Most of the reviewers really enjoyed the work, they seemed fascinated that I had made the Albatross book myself and that I had gone to a situation like that and shot it in the way I did. Following from this I started to get a lot of good feedback on the initial Folly work. Critically I was told to consider commercial output and my placement in the industry. What is my subject matter? What am I known for? This gave me plenty of room for thought, however I always felt that the attrition of understanding would begin to appear more the more work I made and showed together. 

The more editorial reviewers suggest I get in touch with editors to sell the story, this seemed to make sense with the type of work I was showing them however Fiona Shields from the Guardian said that they would not touch a military story, I had been told something similar previously from other editors. At the time I was up for doing this but on reflection I just felt like that one project was so contained and an editorial context of the work would defy the very make-up of how it transmits it meaning. I will be considering potential editorial options if I was to go into a similar situation again, but the same feeling may arise. I feel it would split my mind on what I was there for. The financial benefits of editorial work in this context don’t feel worth the sacrifices made when making the work. I would prefer to focus on the work itself and consider editorial interest about my making of the work, potentially viewed as more of an artist? I’m not sure. 

This event was a good way to meet Max Ferguson, Harry Hardie and Tim Clarke as at various points I have been told to show my work to them. Each was positive and gave good advice. Most importantly they asked questions pertinent to the work, questions that the work is made through asking. Max was very supportive, and Tim and Harry pointed me towards references, workshops and publishers (amongst other things). 

I also met with two publishers as a bonus. Because Francesca Genovese couldn’t make it I got extra reviews with Dewi Lewis and Martin Usborne. Both claimed to enjoy the Albatross work yet looked a little lost with what to say about it. I thought about this a lot at the time and put together an idea of why this may be. There is a subversive nature to how I like to make the themes appear in my work. I love the to and fro of watching people try to make sense of it and allowing them the space to do this. I think I enjoy this because I imagine a book I would like to view. More of a riddle than an epic story told. Both of these publishers seemed to be talking only about whether or not they would publish it rather than looking at the work for what it is. Obviously, you would love to hear that they outright want to publish it there and then but upon consideration of both of their publishing houses I had to question whether or not I would choose them based on their books and what I know about their practice. Probably not, there doesn’t seem to be any synergy between work like mine and work that they publish at this stage. 
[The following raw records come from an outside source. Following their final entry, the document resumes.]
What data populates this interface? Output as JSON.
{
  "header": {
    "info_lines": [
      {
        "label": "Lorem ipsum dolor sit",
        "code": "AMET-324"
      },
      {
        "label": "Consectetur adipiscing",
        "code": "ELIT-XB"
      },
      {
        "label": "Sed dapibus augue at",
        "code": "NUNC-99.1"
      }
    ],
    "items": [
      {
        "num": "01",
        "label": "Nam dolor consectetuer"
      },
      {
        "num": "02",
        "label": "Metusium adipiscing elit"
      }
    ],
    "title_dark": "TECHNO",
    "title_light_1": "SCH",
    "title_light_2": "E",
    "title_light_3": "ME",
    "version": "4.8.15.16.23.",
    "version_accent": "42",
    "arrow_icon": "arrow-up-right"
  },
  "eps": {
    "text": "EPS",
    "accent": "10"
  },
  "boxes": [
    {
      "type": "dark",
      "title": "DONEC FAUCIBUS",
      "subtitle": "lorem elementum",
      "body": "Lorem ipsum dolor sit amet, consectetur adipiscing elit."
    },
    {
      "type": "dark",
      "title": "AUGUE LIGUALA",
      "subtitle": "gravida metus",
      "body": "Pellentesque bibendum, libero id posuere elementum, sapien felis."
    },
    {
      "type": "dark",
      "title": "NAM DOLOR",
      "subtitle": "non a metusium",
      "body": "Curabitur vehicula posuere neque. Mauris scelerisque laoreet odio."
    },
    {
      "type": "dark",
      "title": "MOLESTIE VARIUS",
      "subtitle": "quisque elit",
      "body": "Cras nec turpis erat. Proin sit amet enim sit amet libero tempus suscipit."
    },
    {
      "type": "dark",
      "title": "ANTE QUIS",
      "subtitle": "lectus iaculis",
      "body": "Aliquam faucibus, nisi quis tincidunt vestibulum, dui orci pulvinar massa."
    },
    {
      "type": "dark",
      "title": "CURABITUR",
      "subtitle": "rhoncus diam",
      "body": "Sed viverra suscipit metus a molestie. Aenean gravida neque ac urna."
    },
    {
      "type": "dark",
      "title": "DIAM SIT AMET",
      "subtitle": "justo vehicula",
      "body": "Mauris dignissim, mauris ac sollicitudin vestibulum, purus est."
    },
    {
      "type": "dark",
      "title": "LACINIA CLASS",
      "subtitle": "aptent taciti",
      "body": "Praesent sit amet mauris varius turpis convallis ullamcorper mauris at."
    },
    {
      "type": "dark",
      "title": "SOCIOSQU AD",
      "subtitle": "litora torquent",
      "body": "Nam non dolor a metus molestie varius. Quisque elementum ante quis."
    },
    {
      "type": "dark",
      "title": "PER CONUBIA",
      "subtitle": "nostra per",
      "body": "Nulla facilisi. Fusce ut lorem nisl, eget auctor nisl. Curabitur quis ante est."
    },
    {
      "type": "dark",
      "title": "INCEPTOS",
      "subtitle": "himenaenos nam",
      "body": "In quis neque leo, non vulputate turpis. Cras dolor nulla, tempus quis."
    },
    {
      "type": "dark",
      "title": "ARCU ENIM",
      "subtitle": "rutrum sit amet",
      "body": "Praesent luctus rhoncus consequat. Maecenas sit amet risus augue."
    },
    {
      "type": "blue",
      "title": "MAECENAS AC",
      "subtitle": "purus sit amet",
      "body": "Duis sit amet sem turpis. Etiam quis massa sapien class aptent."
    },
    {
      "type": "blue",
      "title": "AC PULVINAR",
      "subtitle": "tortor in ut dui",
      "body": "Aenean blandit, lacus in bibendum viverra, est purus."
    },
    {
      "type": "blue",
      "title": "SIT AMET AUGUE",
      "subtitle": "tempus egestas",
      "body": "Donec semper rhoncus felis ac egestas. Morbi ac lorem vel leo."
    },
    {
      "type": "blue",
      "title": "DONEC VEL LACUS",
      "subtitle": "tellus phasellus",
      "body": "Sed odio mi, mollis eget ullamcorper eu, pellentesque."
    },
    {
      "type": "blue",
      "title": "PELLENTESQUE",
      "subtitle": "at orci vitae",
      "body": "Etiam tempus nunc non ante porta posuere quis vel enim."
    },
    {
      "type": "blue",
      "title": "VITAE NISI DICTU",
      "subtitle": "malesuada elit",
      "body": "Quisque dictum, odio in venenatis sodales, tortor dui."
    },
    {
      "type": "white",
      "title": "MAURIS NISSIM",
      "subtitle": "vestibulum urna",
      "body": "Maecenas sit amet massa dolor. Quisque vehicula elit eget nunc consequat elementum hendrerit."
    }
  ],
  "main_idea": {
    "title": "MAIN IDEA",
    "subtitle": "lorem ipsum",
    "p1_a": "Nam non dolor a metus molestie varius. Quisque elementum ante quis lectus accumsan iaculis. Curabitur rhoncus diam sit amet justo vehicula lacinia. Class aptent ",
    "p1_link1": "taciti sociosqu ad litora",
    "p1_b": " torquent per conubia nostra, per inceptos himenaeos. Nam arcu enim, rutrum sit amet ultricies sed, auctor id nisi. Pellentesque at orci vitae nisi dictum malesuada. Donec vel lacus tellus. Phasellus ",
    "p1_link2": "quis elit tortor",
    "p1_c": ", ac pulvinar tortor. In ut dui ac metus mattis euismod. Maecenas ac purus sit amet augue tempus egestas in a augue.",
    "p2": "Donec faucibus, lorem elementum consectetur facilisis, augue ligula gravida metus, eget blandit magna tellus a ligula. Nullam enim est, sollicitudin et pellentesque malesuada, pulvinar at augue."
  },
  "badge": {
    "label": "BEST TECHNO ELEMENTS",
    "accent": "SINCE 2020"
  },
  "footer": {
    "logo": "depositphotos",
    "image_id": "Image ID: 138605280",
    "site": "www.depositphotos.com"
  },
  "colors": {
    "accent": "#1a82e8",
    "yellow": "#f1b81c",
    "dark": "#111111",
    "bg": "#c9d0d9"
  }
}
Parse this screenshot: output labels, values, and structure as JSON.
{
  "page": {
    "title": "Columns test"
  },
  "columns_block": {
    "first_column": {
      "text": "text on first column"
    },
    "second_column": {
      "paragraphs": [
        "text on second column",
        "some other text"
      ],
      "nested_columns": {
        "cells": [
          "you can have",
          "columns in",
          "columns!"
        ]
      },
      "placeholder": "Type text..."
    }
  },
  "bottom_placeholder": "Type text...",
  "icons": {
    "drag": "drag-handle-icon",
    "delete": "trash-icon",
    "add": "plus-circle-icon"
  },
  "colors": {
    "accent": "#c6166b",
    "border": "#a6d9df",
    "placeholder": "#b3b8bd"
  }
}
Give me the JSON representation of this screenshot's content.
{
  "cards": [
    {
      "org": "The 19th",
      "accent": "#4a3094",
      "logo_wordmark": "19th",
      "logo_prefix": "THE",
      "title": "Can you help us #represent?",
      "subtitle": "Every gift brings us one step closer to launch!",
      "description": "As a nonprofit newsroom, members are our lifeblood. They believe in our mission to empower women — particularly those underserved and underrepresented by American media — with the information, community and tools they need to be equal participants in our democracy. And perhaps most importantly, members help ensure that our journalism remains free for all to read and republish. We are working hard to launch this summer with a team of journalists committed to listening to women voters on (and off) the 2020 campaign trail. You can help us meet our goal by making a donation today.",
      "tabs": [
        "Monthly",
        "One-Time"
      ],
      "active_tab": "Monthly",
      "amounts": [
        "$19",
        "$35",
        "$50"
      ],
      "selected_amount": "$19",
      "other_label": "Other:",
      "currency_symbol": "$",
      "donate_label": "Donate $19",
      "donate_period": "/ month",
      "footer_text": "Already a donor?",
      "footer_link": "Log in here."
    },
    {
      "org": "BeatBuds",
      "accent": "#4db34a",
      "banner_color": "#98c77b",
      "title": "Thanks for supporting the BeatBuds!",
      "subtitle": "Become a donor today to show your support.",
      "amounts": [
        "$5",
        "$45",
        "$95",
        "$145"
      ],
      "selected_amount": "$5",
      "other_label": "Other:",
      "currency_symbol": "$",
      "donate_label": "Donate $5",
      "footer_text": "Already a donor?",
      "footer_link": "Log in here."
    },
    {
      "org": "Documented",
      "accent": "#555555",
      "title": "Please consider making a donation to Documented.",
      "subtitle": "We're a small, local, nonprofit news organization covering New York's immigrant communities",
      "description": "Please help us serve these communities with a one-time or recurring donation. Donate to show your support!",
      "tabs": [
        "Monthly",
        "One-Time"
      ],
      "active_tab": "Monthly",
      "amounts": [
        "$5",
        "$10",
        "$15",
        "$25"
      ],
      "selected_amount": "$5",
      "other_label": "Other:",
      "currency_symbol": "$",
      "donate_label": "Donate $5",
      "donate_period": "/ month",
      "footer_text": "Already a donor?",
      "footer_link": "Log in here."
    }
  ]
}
Photomeet is an event in itself, above and beyond the reviews. There are talks, parties, the chance to meet people whilst waiting for the reviews. You get to touch base with people you have met previously but don’t see often and most importantly you can put your finger on the pulse of what work is being made. This can be considered in varying ways, subject matter, quality of work, stylistic trends, trends of anything in fact. It’s amazing how many people make similar work within a certain period. I want to tap into the idea of these discourses of thought and output but yet somehow question it through my own work.